LACUNZA E; CANZONERI R; GURRUCHAGA A; PALMA S; LEE J; ALDAZ CM; ABBA MC

Simposio; SISTAM 2018 IUBMB Focused Meeting The Fourth South American Symposium in Signal Transduction and Molecular Medicine; 2018

Long non-coding RNAs (lncRNA) are a type of non-coding RNAs (ncRNAs) that exceed 200 nucleotides in length. They are relatively abundant components of the mammalian transcriptome and have been implicated in several cellular functions, normal development, organogenesis and human disease. Numerous lncRNAs have been associated to breast cancer progression.

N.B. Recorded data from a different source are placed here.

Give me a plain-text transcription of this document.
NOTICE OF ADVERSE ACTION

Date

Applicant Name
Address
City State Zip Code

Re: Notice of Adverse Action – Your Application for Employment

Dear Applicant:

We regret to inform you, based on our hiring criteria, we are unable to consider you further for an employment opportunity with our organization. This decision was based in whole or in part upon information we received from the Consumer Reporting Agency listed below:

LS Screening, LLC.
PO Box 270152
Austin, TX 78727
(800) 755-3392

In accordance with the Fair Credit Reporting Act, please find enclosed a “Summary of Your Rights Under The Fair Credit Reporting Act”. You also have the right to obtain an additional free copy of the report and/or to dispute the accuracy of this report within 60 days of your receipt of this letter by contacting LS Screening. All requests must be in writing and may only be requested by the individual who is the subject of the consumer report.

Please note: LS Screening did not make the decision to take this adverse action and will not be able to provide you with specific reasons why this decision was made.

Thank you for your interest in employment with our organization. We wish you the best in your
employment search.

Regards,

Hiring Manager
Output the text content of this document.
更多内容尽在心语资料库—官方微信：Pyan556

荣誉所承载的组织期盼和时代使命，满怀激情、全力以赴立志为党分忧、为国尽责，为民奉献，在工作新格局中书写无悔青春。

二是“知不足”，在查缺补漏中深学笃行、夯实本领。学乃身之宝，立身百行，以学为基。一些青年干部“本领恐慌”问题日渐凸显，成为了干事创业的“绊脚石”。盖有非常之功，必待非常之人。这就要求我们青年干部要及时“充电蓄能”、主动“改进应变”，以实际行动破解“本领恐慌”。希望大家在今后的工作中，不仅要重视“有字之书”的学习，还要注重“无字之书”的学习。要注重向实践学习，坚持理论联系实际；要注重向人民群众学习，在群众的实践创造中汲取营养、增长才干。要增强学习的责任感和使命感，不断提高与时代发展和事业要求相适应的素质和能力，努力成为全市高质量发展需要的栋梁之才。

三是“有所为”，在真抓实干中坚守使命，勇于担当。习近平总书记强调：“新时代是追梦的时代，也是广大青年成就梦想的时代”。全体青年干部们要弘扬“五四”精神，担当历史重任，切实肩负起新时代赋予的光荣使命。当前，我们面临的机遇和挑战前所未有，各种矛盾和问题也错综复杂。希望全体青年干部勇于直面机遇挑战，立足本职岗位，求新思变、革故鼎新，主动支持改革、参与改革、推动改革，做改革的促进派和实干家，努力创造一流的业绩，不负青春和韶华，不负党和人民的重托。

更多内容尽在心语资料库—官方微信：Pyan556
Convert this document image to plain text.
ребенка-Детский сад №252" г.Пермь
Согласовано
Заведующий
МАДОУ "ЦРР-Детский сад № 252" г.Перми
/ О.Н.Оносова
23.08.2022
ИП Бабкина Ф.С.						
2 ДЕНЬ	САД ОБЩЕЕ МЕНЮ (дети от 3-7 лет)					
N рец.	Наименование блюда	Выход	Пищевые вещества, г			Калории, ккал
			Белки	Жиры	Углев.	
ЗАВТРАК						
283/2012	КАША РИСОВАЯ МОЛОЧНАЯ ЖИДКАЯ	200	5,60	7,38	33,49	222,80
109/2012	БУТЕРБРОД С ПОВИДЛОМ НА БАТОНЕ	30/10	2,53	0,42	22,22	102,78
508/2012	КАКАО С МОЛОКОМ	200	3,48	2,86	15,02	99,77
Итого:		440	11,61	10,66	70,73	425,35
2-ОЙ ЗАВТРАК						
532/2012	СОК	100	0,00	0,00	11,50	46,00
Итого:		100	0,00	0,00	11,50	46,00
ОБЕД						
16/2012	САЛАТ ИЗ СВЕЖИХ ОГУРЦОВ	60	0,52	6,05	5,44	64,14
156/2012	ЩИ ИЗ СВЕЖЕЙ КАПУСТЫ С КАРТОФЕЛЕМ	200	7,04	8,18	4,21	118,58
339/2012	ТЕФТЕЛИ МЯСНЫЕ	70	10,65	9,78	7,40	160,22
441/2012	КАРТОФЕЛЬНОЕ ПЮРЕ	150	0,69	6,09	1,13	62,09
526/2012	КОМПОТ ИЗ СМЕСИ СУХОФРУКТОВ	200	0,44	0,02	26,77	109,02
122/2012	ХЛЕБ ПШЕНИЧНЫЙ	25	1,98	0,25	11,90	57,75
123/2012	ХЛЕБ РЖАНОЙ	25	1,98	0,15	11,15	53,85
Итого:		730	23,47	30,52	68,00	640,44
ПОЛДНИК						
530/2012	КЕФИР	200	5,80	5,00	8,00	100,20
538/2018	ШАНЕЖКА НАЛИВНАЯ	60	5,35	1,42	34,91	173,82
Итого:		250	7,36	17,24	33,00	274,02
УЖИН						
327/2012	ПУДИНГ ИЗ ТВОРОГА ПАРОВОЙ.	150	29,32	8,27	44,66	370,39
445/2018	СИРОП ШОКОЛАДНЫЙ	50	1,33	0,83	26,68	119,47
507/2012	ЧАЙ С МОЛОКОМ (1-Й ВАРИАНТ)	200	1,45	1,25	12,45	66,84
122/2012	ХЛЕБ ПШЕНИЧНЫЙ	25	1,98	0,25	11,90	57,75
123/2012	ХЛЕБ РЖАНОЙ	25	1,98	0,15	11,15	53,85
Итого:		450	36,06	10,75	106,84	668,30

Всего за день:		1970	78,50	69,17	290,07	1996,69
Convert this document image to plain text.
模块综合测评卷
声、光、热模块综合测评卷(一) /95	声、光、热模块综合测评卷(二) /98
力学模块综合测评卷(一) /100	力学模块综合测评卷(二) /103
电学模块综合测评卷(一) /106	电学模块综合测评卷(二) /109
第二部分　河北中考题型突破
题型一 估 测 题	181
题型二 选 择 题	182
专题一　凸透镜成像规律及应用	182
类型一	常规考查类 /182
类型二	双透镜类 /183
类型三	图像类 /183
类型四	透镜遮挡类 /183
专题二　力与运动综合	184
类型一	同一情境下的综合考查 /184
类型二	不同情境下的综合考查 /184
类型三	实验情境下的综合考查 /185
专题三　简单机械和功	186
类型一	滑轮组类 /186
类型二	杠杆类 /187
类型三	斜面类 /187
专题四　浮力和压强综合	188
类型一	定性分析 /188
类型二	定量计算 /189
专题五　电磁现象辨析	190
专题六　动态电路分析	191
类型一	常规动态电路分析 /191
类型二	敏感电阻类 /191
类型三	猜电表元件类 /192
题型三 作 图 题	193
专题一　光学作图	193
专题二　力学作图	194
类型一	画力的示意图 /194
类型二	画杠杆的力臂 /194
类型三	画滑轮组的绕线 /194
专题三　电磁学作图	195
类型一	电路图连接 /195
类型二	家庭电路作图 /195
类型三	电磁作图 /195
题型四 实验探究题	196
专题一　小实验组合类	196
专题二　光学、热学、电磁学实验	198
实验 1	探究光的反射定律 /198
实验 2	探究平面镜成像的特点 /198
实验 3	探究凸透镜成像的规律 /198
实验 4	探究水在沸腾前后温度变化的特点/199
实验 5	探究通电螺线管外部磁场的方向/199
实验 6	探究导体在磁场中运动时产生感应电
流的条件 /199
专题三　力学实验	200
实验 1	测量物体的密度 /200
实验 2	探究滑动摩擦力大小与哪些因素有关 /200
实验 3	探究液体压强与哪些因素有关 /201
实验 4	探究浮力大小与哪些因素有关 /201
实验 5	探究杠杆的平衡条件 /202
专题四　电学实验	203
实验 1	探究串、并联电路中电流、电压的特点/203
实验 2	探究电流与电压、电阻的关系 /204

In a previous study, we identified a group of novel lncRNAs differentially expressed between normal and ductal carcinoma in situ (DCIS). Among those lncRNAs the LINC885 was found to display prognostic value independent of ER/PR receptor status, tumoral grade and lymph node status, when evaluated in data of patients with invasive ductal carcinoma (IDC). The aim of this study was to characterize the in vitro and in vivo effects of LINC885 in non-invasive and invasive cellular models as a novel breast cancer progression driver lncRNA. We characterized the phenotypic effects of overexpressing LINC885 in normal and DCIS cell lines (MCF10 and DCIS.COM); on the other side, we evaluated the effects of silencing the target lncRNAs in an invasive breast cancer cell line (MCF7). Furthermore, transcriptomic (RNA-Seq) and proteomic (RNA-pull down, TAP-MS) analysis were conducted to identify signaling pathways modulated by LINC885 in stably transfected cells. The results showed that expression variations of LINC885 affected processes such as colony formation, cell proliferation and migration. Functional enrichment analysis of deregulated transcripts on LINC885 stable transfected cells revealed specific bioprocess related to TP53, EGFR and FOXM1 signaling pathways associated to a proliferative signature. In addition, analysis of BRCA-TCGA data showed an association between high LINC885 expression and decreased overall survival (p=0.02) in primary invasive breast carcinomas patients. Based on these studies, we conclude that LINC885 represent a novel oncogenic lncRNA associated to early stage breast cancer progression.